In FL voters may declare a party and then can vote in the closed party primaries. Or they can decline to declare a party and vote only in general elections. As of today our county’s registered voters come in at about 55% D, 22% R, and 27% unaffiliated. I wasn’t smart enough to capture earlier figures for comparison.

Absentee voting has been going on for a week or more. So far no numbers are available on votes sent in. In-person early voting begins on Saturday. At least my county expects to publish counts of total absentee & in-person votes each day although not who they are for.

The fat lady is warmin’ up.

Can you declare a party at the poll, or change parties at the poll?

No. See Election Information . You must register before 30 days before the election, primary and general. After that you’re SOL.

Changing parties constitutes re-registering. I found that out when I originally moved here and registered as unaligned then received the details about being locked out of the primaries until/unless I re-registered. When I did re-register I got a new voter card with a new ID number. As far as they were concerned I was a whole new person.

On the GOP side, I predict a huge win for Trump.

Then what is?

One minor advantage Sanders has: There are a lot of Floridians who can really identify with an elderly Northeastern Jew.

<snip>

I thought you were in Miami…mostly because that’s your location. :slight_smile:
I’m in what we pretend is Western Broward, very much in the suburbs. Pre-planned communities, gates, cul-de-sacs, HOAs, etc. I haven’t seen any political signs still. Granted, I don’t get out of the house very much these days (stupid torn ligaments in my ankle), so I haven’t driven through some of the less…regulated areas.

I got my absentee ballot last week - put it in the mail yesterday.

ETA: My local friends on Facebook seem to be fairly evenly split between Trump and Clinton, with a few outliers for Sanders and, until recently, Carson.

I grew up in SoCal. of which all five of Los Angeles, Orange, Ventura, Riverside, & San Bernardino counties are commonly collectively regarded as just “Greater LA”.

In my book anything between the Atlantic coast & the Everglades or open farmland from the south edge of Homestead to the north edge of Jupiter is “Greater Miami”. I actually live on the ICW in Deerfield Beach. Palm Beach County is within pistol range, although not quite rock-throwing range. As is the beach. That’s still Greater Miami by my reckoning.
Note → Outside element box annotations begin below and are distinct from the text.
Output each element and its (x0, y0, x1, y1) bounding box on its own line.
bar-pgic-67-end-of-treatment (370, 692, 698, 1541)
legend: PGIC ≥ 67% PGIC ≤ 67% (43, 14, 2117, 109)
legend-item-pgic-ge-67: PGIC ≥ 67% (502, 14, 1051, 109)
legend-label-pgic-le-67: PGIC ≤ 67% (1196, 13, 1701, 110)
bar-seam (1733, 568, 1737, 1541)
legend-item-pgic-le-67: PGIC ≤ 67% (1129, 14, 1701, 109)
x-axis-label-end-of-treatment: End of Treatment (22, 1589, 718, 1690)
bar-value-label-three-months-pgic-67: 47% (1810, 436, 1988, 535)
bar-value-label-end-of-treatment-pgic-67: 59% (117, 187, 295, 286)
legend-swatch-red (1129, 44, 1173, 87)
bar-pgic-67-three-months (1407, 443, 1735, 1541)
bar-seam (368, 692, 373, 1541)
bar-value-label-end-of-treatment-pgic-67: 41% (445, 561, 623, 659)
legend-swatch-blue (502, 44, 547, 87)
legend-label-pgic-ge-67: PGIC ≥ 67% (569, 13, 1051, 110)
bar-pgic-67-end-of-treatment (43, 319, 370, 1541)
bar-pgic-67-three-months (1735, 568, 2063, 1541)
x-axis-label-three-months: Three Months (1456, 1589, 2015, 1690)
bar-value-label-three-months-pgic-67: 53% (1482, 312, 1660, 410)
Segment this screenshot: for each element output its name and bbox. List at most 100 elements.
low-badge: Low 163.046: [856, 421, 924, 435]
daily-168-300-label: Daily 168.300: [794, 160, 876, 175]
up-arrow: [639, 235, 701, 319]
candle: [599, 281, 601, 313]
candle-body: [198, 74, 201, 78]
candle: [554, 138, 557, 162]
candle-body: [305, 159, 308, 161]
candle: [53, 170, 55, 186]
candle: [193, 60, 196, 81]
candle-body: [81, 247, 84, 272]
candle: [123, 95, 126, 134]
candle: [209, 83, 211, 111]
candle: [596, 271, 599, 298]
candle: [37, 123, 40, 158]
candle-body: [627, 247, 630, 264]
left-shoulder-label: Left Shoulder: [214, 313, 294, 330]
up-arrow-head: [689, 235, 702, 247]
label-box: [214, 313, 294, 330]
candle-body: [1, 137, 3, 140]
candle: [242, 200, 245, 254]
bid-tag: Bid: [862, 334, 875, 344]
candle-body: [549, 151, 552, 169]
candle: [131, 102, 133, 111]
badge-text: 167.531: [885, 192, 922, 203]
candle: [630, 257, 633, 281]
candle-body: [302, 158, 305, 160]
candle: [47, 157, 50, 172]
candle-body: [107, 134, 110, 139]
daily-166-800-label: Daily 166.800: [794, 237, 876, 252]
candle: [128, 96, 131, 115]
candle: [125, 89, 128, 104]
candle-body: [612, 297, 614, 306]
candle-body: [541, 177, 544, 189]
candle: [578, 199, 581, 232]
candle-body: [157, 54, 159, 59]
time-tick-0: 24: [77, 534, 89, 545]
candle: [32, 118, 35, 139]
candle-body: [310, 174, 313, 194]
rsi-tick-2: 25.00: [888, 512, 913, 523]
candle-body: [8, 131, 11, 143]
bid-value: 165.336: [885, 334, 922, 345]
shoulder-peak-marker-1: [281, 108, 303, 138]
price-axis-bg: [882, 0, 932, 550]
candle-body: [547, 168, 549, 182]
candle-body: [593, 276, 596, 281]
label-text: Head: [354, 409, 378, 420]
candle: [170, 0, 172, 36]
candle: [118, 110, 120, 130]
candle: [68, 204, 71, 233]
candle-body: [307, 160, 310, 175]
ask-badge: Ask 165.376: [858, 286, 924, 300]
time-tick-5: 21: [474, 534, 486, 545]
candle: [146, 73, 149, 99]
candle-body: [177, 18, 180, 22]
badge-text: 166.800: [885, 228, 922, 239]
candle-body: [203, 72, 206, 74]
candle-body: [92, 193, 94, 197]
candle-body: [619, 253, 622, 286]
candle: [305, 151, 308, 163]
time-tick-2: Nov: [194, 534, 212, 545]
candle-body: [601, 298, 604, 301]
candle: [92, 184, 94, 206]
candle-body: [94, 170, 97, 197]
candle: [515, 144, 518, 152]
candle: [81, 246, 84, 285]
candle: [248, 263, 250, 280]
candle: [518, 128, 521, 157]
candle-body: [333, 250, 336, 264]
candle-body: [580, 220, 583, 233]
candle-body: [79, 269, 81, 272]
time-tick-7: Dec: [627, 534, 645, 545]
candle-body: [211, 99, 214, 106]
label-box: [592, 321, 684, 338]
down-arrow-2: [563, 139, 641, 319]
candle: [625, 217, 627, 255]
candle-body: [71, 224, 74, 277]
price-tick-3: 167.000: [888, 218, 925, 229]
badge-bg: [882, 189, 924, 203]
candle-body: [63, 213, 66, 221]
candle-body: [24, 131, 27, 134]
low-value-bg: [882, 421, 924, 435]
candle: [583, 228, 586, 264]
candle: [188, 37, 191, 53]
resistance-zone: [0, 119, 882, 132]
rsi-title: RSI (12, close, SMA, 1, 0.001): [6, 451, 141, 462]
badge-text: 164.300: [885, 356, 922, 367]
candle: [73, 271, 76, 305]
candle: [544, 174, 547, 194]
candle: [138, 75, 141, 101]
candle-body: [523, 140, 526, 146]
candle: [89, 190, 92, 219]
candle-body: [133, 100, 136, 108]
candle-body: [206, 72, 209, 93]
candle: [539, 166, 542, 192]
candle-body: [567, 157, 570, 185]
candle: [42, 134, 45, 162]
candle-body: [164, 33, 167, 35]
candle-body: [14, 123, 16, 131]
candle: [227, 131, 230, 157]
Yeah, Trump and Clinton is all I see or hear. Plus a few protesting Sanders supporters.

The local term for the Key West - Jupiter stretch is “South Florida”.

Says the guy who’s lived in suburban Orlando for over a year now. :slight_smile:

Duly noted and location updated. :slight_smile:

I’ve always used the principal city as the generic for the whole area wherever in the US I’ve lived. I guess enough South Floridians really don’t like Miami proper, so they insist on some other term.

Does that include Naples and Fort Myers?